Mahler #5

Kurzgeschichte zum Thema Kinder/ Kindheit

von  ZwischenZeit

Mein Vater, ein Mann der alten Schule, orthodox bis ins Mark, hielt wenig von den leichten Dingen des Lebens. Seine Welt war streng, geordnet, von Prinzipien durchzogen, die ich als Kind nicht begreifen konnte. Aber es gab eine Ausnahme, eine einzige: Mahler.

Es war nicht so, dass Musik in unserem Haus einen großen Platz eingenommen hätte. Klassische Musik war für mich lange Zeit nur ein Begriff, ein leeres Wort, dem ich keine Bedeutung zuschreiben konnte. Doch eines Tages, ich war vielleicht sieben Jahre alt, legte mein Vater eine Kassette ein. Mahler, die Fünfte. Und auf einmal veränderte sich der Raum, die Luft, alles. Es war, als hätte jemand die Schwerkraft verändert, als würde alles um mich herum plötzlich eine Bedeutung bekommen, die es vorher nicht hatte.

Mein Vater setzte sich in seinen Sessel, lehnte den Kopf zurück und schloss die Augen. Die Musik füllte den Raum, und ich wagte kaum zu atmen, aus Angst, den Moment zu zerstören. Es war, als wäre ich plötzlich Teil von etwas Größerem, als hätte ich einen Schritt in eine Welt getan, die bis dahin nur ihm gehört hatte. Die Melodien schienen eine Sprache zu sprechen, die ich nicht verstand, die aber dennoch in mir widerhallte.

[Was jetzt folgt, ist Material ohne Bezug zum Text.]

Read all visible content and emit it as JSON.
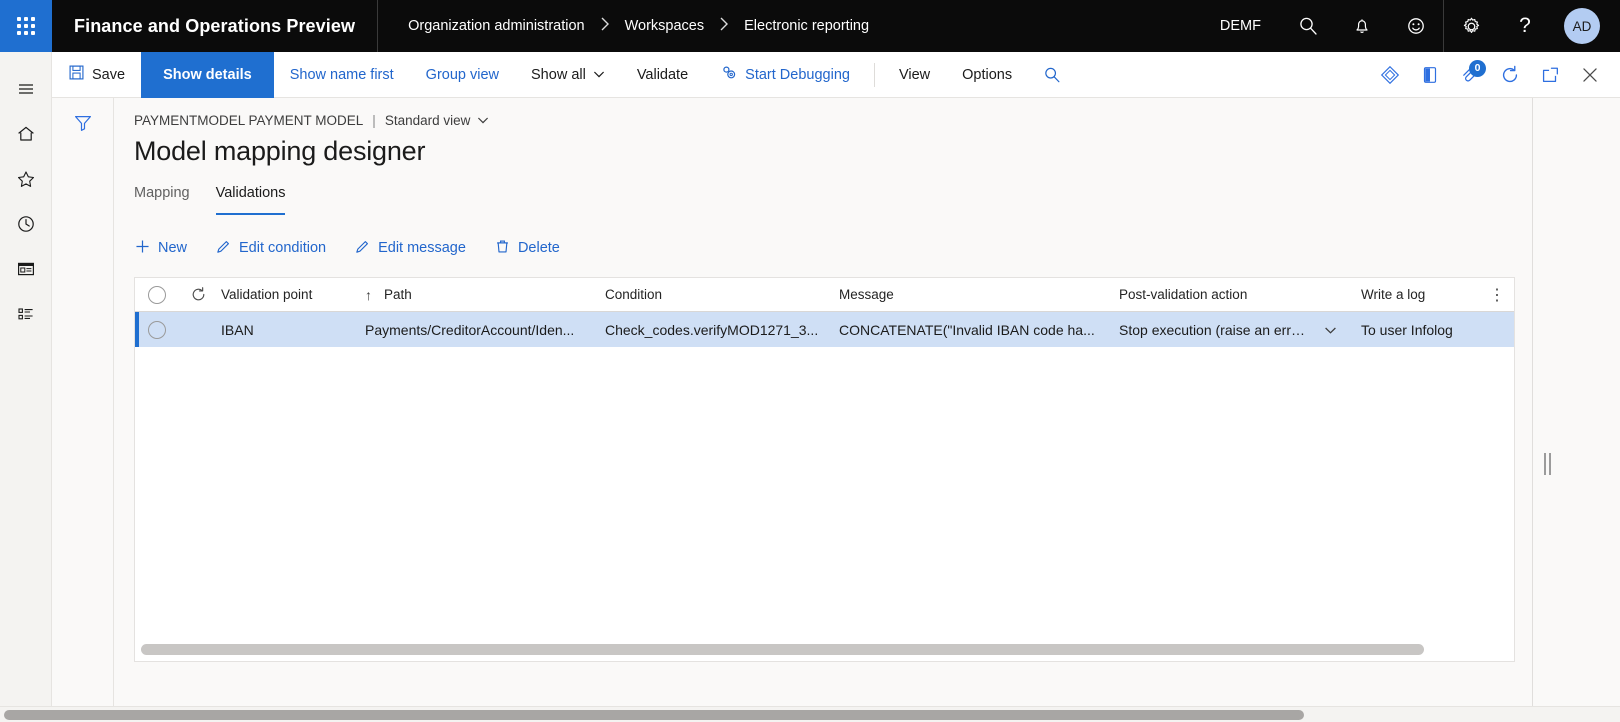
{
  "topbar": {
    "app_title": "Finance and Operations Preview",
    "breadcrumb": [
      "Organization administration",
      "Workspaces",
      "Electronic reporting"
    ],
    "chevron": "›",
    "company": "DEMF",
    "icons": [
      "search-icon",
      "notifications-icon",
      "feedback-icon",
      "settings-icon",
      "help-icon"
    ],
    "avatar_initials": "AD",
    "waffle_name": "app-launcher-icon",
    "accent_blue": "#1f6fd0",
    "background": "#0b0b0b"
  },
  "rail": {
    "items": [
      {
        "name": "hamburger-menu-icon"
      },
      {
        "name": "home-icon"
      },
      {
        "name": "favorites-star-icon"
      },
      {
        "name": "recent-clock-icon"
      },
      {
        "name": "workspaces-icon"
      },
      {
        "name": "modules-list-icon"
      }
    ]
  },
  "commandbar": {
    "save_label": "Save",
    "show_details_label": "Show details",
    "show_name_first_label": "Show name first",
    "group_view_label": "Group view",
    "show_all_label": "Show all",
    "validate_label": "Validate",
    "start_debugging_label": "Start Debugging",
    "view_label": "View",
    "options_label": "Options",
    "search_icon": "search-icon",
    "right_icons": [
      {
        "name": "personalize-diamond-icon"
      },
      {
        "name": "office-app-icon"
      },
      {
        "name": "attachments-icon",
        "badge": "0"
      },
      {
        "name": "refresh-icon"
      },
      {
        "name": "open-in-new-window-icon"
      },
      {
        "name": "close-icon"
      }
    ],
    "chevron_down": "⌄"
  },
  "filterstrip": {
    "filter_icon": "filter-funnel-icon"
  },
  "page": {
    "caption": "PAYMENTMODEL PAYMENT MODEL",
    "caption_separator": "|",
    "view_selector": "Standard view",
    "title": "Model mapping designer",
    "tabs": [
      {
        "label": "Mapping",
        "active": false
      },
      {
        "label": "Validations",
        "active": true
      }
    ],
    "actions": [
      {
        "label": "New",
        "icon": "plus-icon"
      },
      {
        "label": "Edit condition",
        "icon": "pencil-icon"
      },
      {
        "label": "Edit message",
        "icon": "pencil-icon"
      },
      {
        "label": "Delete",
        "icon": "trash-icon"
      }
    ]
  },
  "grid": {
    "columns": [
      "Validation point",
      "Path",
      "Condition",
      "Message",
      "Post-validation action",
      "Write a log"
    ],
    "sort_indicator": "↑",
    "sorted_column": "Validation point",
    "header_refresh_icon": "refresh-icon",
    "select_all_icon": "select-all-circle-icon",
    "column_options_icon": "more-vertical-icon",
    "column_options_glyph": "⋮",
    "rows": [
      {
        "selected": true,
        "validation_point": "IBAN",
        "path": "Payments/CreditorAccount/Iden...",
        "condition": "Check_codes.verifyMOD1271_3...",
        "message": "CONCATENATE(\"Invalid IBAN code ha...",
        "post_validation_action": "Stop execution (raise an error)",
        "write_a_log": "To user Infolog"
      }
    ]
  },
  "rightpane": {
    "splitter_name": "pane-splitter-handle"
  },
  "scrollbars": {
    "grid_horizontal": "grid-horizontal-scrollbar",
    "page_horizontal": "page-horizontal-scrollbar"
  }
}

Monatelang, vielleicht jahrelang, war diese Kassette sein ständiger Begleiter. Ich sah ihm oft dabei zu, wie er einfach nur da saß und hörte. Ich konnte nicht verstehen, warum er so versunken war, warum ihn diese Musik so in ihren Bann zog. Und dann, eines Morgens, war es vorbei.

„Warum hörst du sie nicht mehr?“ fragte ich, in der Unschuld meines Kindesalters. Er sah mich an, mit einem Blick, der gleichzeitig wehmütig und entschlossen war. „Ich habe sie gelöscht“, sagte er, als wäre es die selbstverständlichste Sache der Welt.

„Aber warum?“ drängte ich, unfähig zu begreifen, wie man auf so etwas Schönes verzichten konnte.

„Man muss wissen, wann es genug ist“, antwortete er. „Mahler hat alles gesagt, was gesagt werden musste. Mehr zu hören, wäre ein Ertrinken.“

Diese Worte verfolgten mich. Wie konnte etwas, das so schön war, zu viel werden? Warum musste man aufhören, bevor man in der Schönheit ertrank? Aber ich verstand, dass es in seiner Welt keine halben Sachen gab, keine Kompromisse. Er wollte die Dinge in ihrer reinsten Form bewahren, bevor sie an Bedeutung verloren.

Viele Jahre später, als mein Vater längst nicht mehr unter uns war, stieß ich auf die alte Kassette. Sie lag verstaubt in einer Schublade, vergessen zwischen anderen Relikten aus der Vergangenheit. Ich zögerte lange, bevor ich sie einlegte. Die Melodien erfüllten den Raum, genauso intensiv wie damals. Ich hörte zu und begriff: Mein Vater hatte sich nicht von der Musik abgewandt, weil sie ihm nichts mehr bedeutete. Im Gegenteil, sie bedeutete ihm zu viel.

Es war nicht das Ertrinken, das er fürchtete. Es war die Idee, dass etwas so Schönes durch Gewöhnung seine Macht verlieren könnte. Er wollte es rein, unberührt lassen, in der Erinnerung, wo es immer perfekt sein würde. Und ich verstand, dass in dieser Entscheidung mehr Liebe und Respekt steckte, als ich je zuvor erkannt hatte.

So blieb Mahler für mich eine Brücke in eine andere Welt, in die Welt meines Vaters, die ich erst nach und nach begreifen lernte. Eine Welt, in der man die schönsten Dinge manchmal loslassen muss, um sie in ihrer reinsten Form zu bewahren.